Ramazanda ara öğün olur mu

Sıkça karşılaşılan sorulardan biri de günlük hayatımızda mutlaka yapılmasını önerdiğimiz ara öğünlerin nasıl tüketileceğidir. Bu ramazanda iftar saatinin geç olması nedeniyle ara öğün yapma alışkanlığı atlanabilir. Bu durum enerji ve posa alımınızı azaltarak başta kabızlık şikayetlerine ve ramazanın sonuna doğru kilo alımına neden olabilir.

İftardan 1,5-2 saat sonra veya iftardan sonra yaptığınız egzersizin ardından ara öğün yapmayı ihmal etmeyin. Ara öğün içeriğinizin besin değeri yüksek ve kaliteli yiyeceklerden seçebilmeniz için işte size birkaç örnek;

n Meyve + kefir

n Az yağlı süt veya yoğurt + tahıllı kahvaltı gevreği

n 1-2 adet tam ceviz veya 5-6 adet fındık/badem + Meyve

n Sütlü tatlı veya meyve tatlısı (Haftada 1-2 gün ara öğün şeklinde tüketilebilir.)

n 1 ince dilim ev yapımı kek + az yağlı süt

Yaptığınız ara öğünle sahura kalkmadan oruç tutmayınız. Ara öğün kavramı günlük almanız gereken kalorinin bir akşam öğününe yığılmaması açısından gerekli olup iftar sonrası meydana gelebilecek mide şikayetlerinizi azaltmaya yardımcı olacaktır.

Ramazan ayında egzersiz

Sürekli takip ettiğiniz bir egzersiz programınız var. Şimdi bu programı ne zaman ve ne şiddette yapacaksınız?
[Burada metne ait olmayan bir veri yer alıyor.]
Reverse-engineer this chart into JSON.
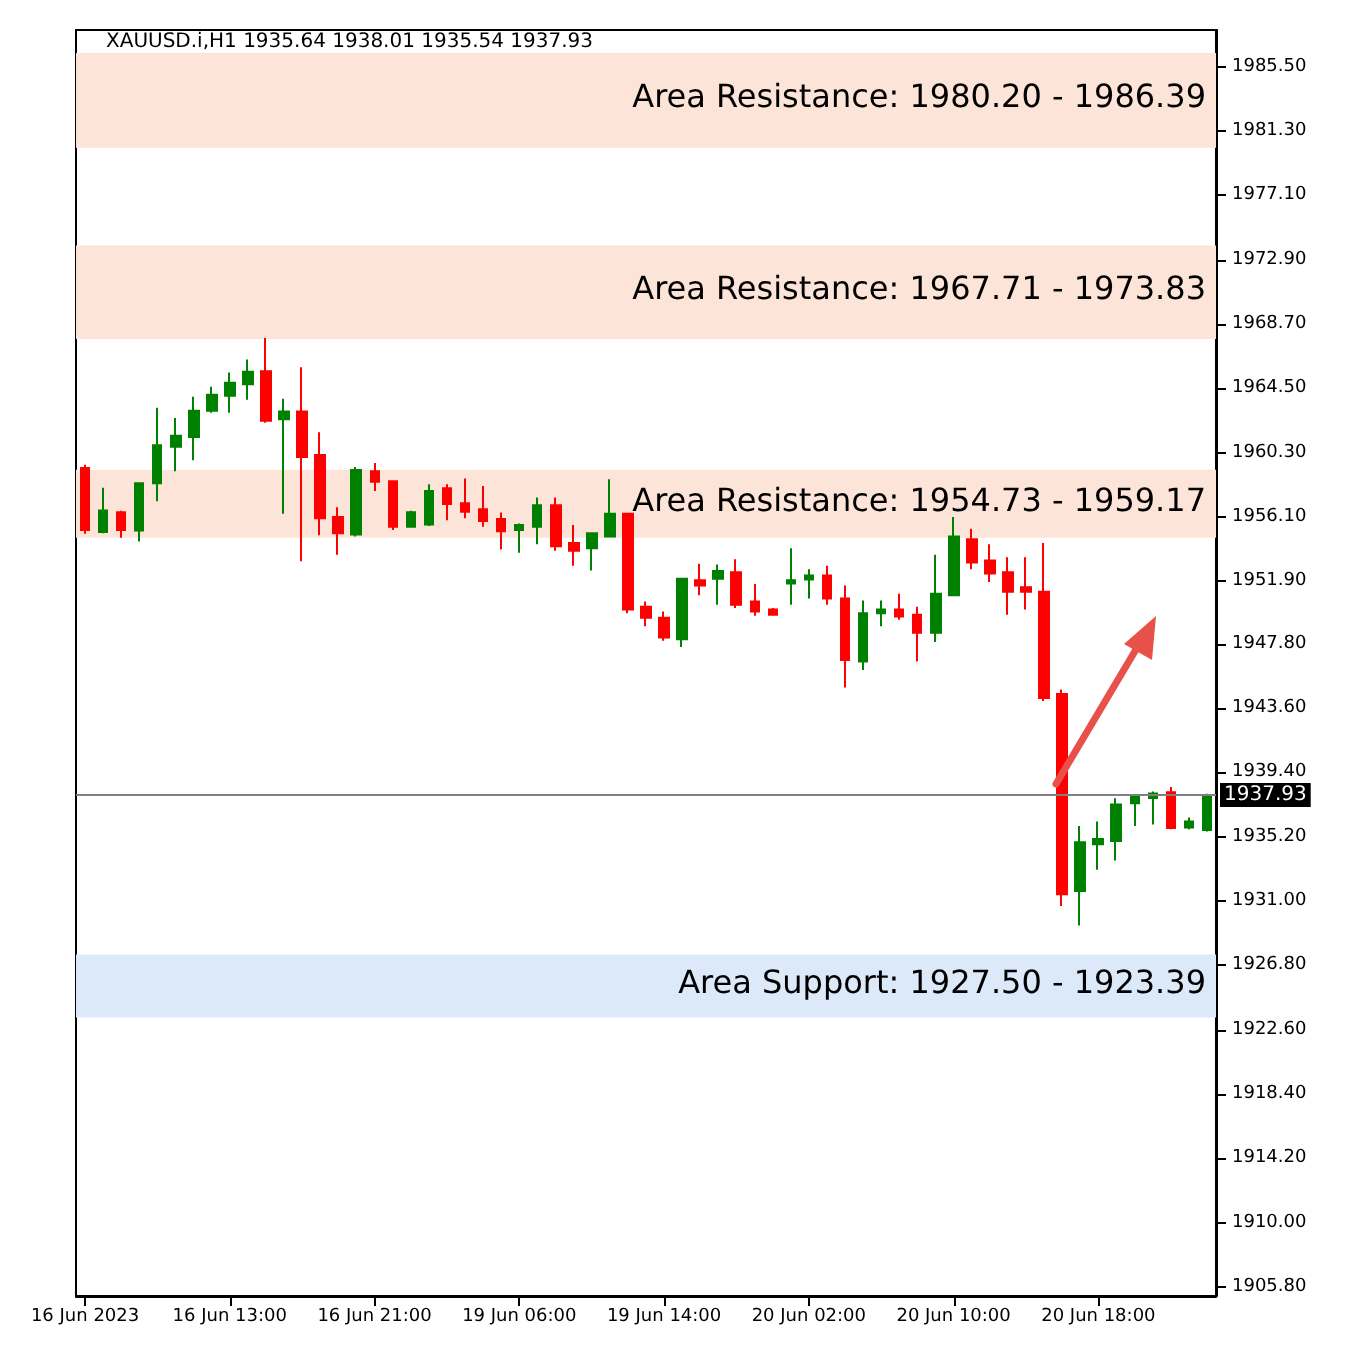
{
  "chart_data": {
    "type": "candlestick",
    "title": "XAUUSD.i,H1 1935.64 1938.01 1935.54 1937.93",
    "categories": [
      "16 Jun 2023",
      null,
      null,
      null,
      null,
      null,
      null,
      null,
      "16 Jun 13:00",
      null,
      null,
      null,
      null,
      null,
      null,
      null,
      "16 Jun 21:00",
      null,
      null,
      null,
      null,
      null,
      null,
      null,
      "19 Jun 06:00",
      null,
      null,
      null,
      null,
      null,
      null,
      null,
      "19 Jun 14:00",
      null,
      null,
      null,
      null,
      null,
      null,
      null,
      "20 Jun 02:00",
      null,
      null,
      null,
      null,
      null,
      null,
      null,
      "20 Jun 10:00",
      null,
      null,
      null,
      null,
      null,
      null,
      null,
      "20 Jun 18:00",
      null,
      null,
      null,
      null,
      null,
      null
    ],
    "ohlc": [
      [
        1959.28,
        1959.5,
        1955.0,
        1955.24
      ],
      [
        1955.11,
        1958.0,
        1955.03,
        1956.52
      ],
      [
        1956.39,
        1956.5,
        1954.73,
        1955.24
      ],
      [
        1955.2,
        1958.3,
        1954.48,
        1958.3
      ],
      [
        1958.3,
        1963.23,
        1957.11,
        1960.77
      ],
      [
        1960.68,
        1962.55,
        1959.07,
        1961.4
      ],
      [
        1961.32,
        1963.95,
        1959.79,
        1963.02
      ],
      [
        1963.02,
        1964.59,
        1962.89,
        1964.08
      ],
      [
        1964.0,
        1965.52,
        1962.89,
        1964.85
      ],
      [
        1964.76,
        1966.38,
        1963.74,
        1965.57
      ],
      [
        1965.61,
        1967.78,
        1962.25,
        1962.38
      ],
      [
        1962.47,
        1963.82,
        1956.3,
        1962.98
      ],
      [
        1962.98,
        1965.87,
        1953.2,
        1960.0
      ],
      [
        1960.13,
        1961.62,
        1954.9,
        1956.0
      ],
      [
        1956.09,
        1956.73,
        1953.62,
        1955.03
      ],
      [
        1954.94,
        1959.36,
        1954.82,
        1959.15
      ],
      [
        1959.07,
        1959.62,
        1957.79,
        1958.39
      ],
      [
        1958.43,
        1958.43,
        1955.24,
        1955.45
      ],
      [
        1955.45,
        1956.5,
        1955.4,
        1956.39
      ],
      [
        1955.6,
        1958.22,
        1955.5,
        1957.79
      ],
      [
        1957.96,
        1958.22,
        1955.88,
        1956.94
      ],
      [
        1956.98,
        1958.6,
        1956.0,
        1956.43
      ],
      [
        1956.6,
        1958.12,
        1955.45,
        1955.83
      ],
      [
        1955.96,
        1956.38,
        1953.96,
        1955.15
      ],
      [
        1955.24,
        1955.66,
        1953.75,
        1955.57
      ],
      [
        1955.45,
        1957.36,
        1954.3,
        1956.85
      ],
      [
        1956.85,
        1957.36,
        1953.88,
        1954.17
      ],
      [
        1954.39,
        1955.57,
        1952.9,
        1953.88
      ],
      [
        1954.05,
        1955.03,
        1952.6,
        1955.03
      ],
      [
        1954.81,
        1958.55,
        1954.81,
        1956.3
      ],
      [
        1956.3,
        1956.3,
        1949.8,
        1950.05
      ],
      [
        1950.22,
        1950.56,
        1948.95,
        1949.5
      ],
      [
        1949.5,
        1949.92,
        1948.01,
        1948.22
      ],
      [
        1948.1,
        1952.05,
        1947.59,
        1952.05
      ],
      [
        1951.96,
        1953.03,
        1950.98,
        1951.62
      ],
      [
        1952.05,
        1952.98,
        1950.35,
        1952.56
      ],
      [
        1952.47,
        1953.32,
        1950.14,
        1950.35
      ],
      [
        1950.56,
        1951.71,
        1949.63,
        1949.92
      ],
      [
        1950.05,
        1950.14,
        1949.63,
        1949.71
      ],
      [
        1951.75,
        1954.05,
        1950.35,
        1951.96
      ],
      [
        1952.0,
        1952.68,
        1950.77,
        1952.26
      ],
      [
        1952.26,
        1952.9,
        1950.35,
        1950.77
      ],
      [
        1950.77,
        1951.62,
        1944.95,
        1946.74
      ],
      [
        1946.65,
        1950.64,
        1946.1,
        1949.8
      ],
      [
        1949.8,
        1950.64,
        1948.95,
        1950.05
      ],
      [
        1950.05,
        1951.07,
        1949.37,
        1949.58
      ],
      [
        1949.71,
        1950.22,
        1946.65,
        1948.52
      ],
      [
        1948.52,
        1953.62,
        1947.92,
        1951.07
      ],
      [
        1950.98,
        1956.09,
        1950.98,
        1954.81
      ],
      [
        1954.64,
        1955.32,
        1952.68,
        1953.11
      ],
      [
        1953.24,
        1954.3,
        1951.84,
        1952.39
      ],
      [
        1952.47,
        1953.45,
        1949.71,
        1951.2
      ],
      [
        1951.5,
        1953.45,
        1950.05,
        1951.2
      ],
      [
        1951.2,
        1954.39,
        1944.06,
        1944.27
      ],
      [
        1944.52,
        1944.82,
        1930.67,
        1931.44
      ],
      [
        1931.65,
        1935.9,
        1929.4,
        1934.84
      ],
      [
        1934.71,
        1936.2,
        1933.05,
        1935.05
      ],
      [
        1934.92,
        1937.72,
        1933.65,
        1937.3
      ],
      [
        1937.39,
        1937.9,
        1935.9,
        1937.81
      ],
      [
        1937.73,
        1938.15,
        1936.0,
        1938.02
      ],
      [
        1938.11,
        1938.45,
        1935.69,
        1935.77
      ],
      [
        1935.81,
        1936.45,
        1935.69,
        1936.2
      ],
      [
        1935.64,
        1938.01,
        1935.54,
        1937.93
      ]
    ],
    "colors": [
      "#ff0000",
      "#008000",
      "#ff0000",
      "#008000",
      "#008000",
      "#008000",
      "#008000",
      "#008000",
      "#008000",
      "#008000",
      "#ff0000",
      "#008000",
      "#ff0000",
      "#ff0000",
      "#ff0000",
      "#008000",
      "#ff0000",
      "#ff0000",
      "#008000",
      "#008000",
      "#ff0000",
      "#ff0000",
      "#ff0000",
      "#ff0000",
      "#008000",
      "#008000",
      "#ff0000",
      "#ff0000",
      "#008000",
      "#008000",
      "#ff0000",
      "#ff0000",
      "#ff0000",
      "#008000",
      "#ff0000",
      "#008000",
      "#ff0000",
      "#ff0000",
      "#ff0000",
      "#008000",
      "#008000",
      "#ff0000",
      "#ff0000",
      "#008000",
      "#008000",
      "#ff0000",
      "#ff0000",
      "#008000",
      "#008000",
      "#ff0000",
      "#ff0000",
      "#ff0000",
      "#ff0000",
      "#ff0000",
      "#ff0000",
      "#008000",
      "#008000",
      "#008000",
      "#008000",
      "#008000",
      "#ff0000",
      "#008000",
      "#008000"
    ],
    "ylim": [
      1905.2,
      1987.9
    ],
    "yticks": [
      {
        "value": 1905.8,
        "label": "1905.80"
      },
      {
        "value": 1910,
        "label": "1910.00"
      },
      {
        "value": 1914.2,
        "label": "1914.20"
      },
      {
        "value": 1918.4,
        "label": "1918.40"
      },
      {
        "value": 1922.6,
        "label": "1922.60"
      },
      {
        "value": 1926.8,
        "label": "1926.80"
      },
      {
        "value": 1931,
        "label": "1931.00"
      },
      {
        "value": 1935.2,
        "label": "1935.20"
      },
      {
        "value": 1939.4,
        "label": "1939.40"
      },
      {
        "value": 1943.6,
        "label": "1943.60"
      },
      {
        "value": 1947.8,
        "label": "1947.80"
      },
      {
        "value": 1951.9,
        "label": "1951.90"
      },
      {
        "value": 1956.1,
        "label": "1956.10"
      },
      {
        "value": 1960.3,
        "label": "1960.30"
      },
      {
        "value": 1964.5,
        "label": "1964.50"
      },
      {
        "value": 1968.7,
        "label": "1968.70"
      },
      {
        "value": 1972.9,
        "label": "1972.90"
      },
      {
        "value": 1977.1,
        "label": "1977.10"
      },
      {
        "value": 1981.3,
        "label": "1981.30"
      },
      {
        "value": 1985.5,
        "label": "1985.50"
      }
    ],
    "bands": [
      {
        "axis": "y",
        "from": 1980.2,
        "to": 1986.39,
        "label": "Area Resistance: 1980.20 - 1986.39",
        "color": "#fde4d8"
      },
      {
        "axis": "y",
        "from": 1967.71,
        "to": 1973.83,
        "label": "Area Resistance: 1967.71 - 1973.83",
        "color": "#fde4d8"
      },
      {
        "axis": "y",
        "from": 1954.73,
        "to": 1959.17,
        "label": "Area Resistance: 1954.73 - 1959.17",
        "color": "#fde4d8"
      },
      {
        "axis": "y",
        "from": 1923.39,
        "to": 1927.5,
        "label": "Area Support: 1927.50 - 1923.39",
        "color": "#dce9f8"
      }
    ],
    "ref_lines": [
      {
        "axis": "y",
        "value": 1937.93,
        "label": "1937.93",
        "color": "#808080"
      }
    ],
    "grid": false
  }
}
Egzersiz programınızın içeriğini hafifleterek ve saatlerini akşama kaydırarak egzersize ramazanda da devam edebilirsiniz. Egzersizi sahur-iftar arasında yapmak yerine, iftardan 1.5 saat sonra veya akşamki ara öğününüzden 15 dakika sonra egzersiz yapabilirsiniz. Böylece gün içinde yavaşlayan metabolizmanızı canlandırarak, bu ayın metabolizmanız üzerinde oluşturabileceği olumsuz etkileri azaltmış olursunuz.

Hafif yürüyüş ve bisiklet (yavaş) gibi egzersizleri tercih edin ve şiddeti ağır koşu, ağırlık, tenis gibi sporları bir ay erteleyin.

Akşam spordan önce ara öğün olarak meyve salatası (2-3 porsiyonluk meyve karışımı) tercih edebilirsiniz.

Çok ağır olmayan bir iftardan sonra spor salonuna gidemeseniz bile güzel bir yürüyüş yapabilirsiniz.